The procedure for assessment of impairment under IFS 142 comprises of two steps.
The fist step involves a comparison of the computed fair value of a business segment with the carrying amount of the concerned unit, including the goodwill. In cases where the book value of the unit exceeds its fair value, no further exercise needs to take place and valuation of goodwill remains unchanged. If, however, the fair value of the reporting unit is lesser than its carrying amount, the procedure for treatment of impairment of goodwill requires application of a second step. Calculation of goodwill impairment, under US GAAP, occurs through the determination of the excess of the carrying amount of goodwill, over its fair value.
The computation for this is simple and constitutes of determining the fair value of goodwill by allocating fair value to the various assets and liabilities of the reporting unit, similar to the procedure used for the determination of goodwill in a business combination.

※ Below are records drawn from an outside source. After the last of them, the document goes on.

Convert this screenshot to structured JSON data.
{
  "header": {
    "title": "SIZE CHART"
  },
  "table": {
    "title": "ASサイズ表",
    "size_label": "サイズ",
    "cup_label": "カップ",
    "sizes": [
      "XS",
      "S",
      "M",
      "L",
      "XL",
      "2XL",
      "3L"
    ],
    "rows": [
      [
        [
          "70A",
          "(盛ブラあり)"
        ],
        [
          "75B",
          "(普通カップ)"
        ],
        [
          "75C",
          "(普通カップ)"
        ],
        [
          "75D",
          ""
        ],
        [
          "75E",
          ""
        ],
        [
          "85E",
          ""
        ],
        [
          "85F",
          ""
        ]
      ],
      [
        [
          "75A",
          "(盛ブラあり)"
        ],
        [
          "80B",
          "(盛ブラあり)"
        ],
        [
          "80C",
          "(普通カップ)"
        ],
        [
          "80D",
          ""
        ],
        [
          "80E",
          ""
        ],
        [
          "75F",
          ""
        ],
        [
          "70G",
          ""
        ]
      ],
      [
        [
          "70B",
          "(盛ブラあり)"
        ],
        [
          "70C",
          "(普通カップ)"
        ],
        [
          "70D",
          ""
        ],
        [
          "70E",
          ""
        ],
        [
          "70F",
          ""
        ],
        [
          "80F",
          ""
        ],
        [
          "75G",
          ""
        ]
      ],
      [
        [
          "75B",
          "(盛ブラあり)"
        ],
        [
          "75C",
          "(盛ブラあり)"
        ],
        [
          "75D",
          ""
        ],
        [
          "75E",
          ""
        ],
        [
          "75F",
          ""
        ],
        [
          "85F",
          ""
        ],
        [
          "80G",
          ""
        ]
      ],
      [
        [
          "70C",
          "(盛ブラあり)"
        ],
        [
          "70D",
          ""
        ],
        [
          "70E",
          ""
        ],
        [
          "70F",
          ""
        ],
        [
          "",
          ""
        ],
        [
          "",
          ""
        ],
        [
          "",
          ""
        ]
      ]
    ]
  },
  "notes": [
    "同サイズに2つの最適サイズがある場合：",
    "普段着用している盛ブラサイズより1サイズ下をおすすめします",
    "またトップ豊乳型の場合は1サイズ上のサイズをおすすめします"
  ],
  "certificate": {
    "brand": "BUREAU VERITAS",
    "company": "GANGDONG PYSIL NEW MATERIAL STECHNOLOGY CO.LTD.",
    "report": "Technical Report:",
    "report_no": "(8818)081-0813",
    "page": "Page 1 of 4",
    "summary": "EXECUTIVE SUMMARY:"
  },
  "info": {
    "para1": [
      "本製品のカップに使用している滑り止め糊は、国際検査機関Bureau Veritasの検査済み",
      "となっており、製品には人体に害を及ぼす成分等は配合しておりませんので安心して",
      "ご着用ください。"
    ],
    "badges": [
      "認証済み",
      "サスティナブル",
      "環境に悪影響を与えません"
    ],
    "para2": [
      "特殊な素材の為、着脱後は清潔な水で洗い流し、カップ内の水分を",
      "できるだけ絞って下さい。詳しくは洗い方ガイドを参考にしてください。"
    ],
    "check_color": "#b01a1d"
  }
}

The calculated erosion in goodwill needs reflection in income statement as an impairment charge in the computation of income. In certain cases, negative goodwill can arise because of the fixation of a price less than that warranted by valuation of physical assets.
US accounting procedures categorically specify the treatment of negative goodwill. The excess of fair value over the purchase price, requires its allocation, on a pro rata basis, to all assets, other than current assets, financial assets, assets that have been chosen for sale, prepaid pension investments, and deferred taxes. Any negative goodwill remaining after this exercise finds recognition in financial statements as an extraordinary gain.
Goodwill, in accounting treatment under the IFRS, has evolved through stages similar to US GAAP, and is not amortised any longer, as was the case in the past. While the basic principle of treatment of goodwill has become similar under both the methods, differences do exist in the nuts and bolts treatment of the issue at the ground level, in the actual preparation of financial statements.
IFRS procedures, like US GAAP, have phased out the method of pooling of interests for accounting of acquisitions and business combinations, and require the application of the purchase accounting concept.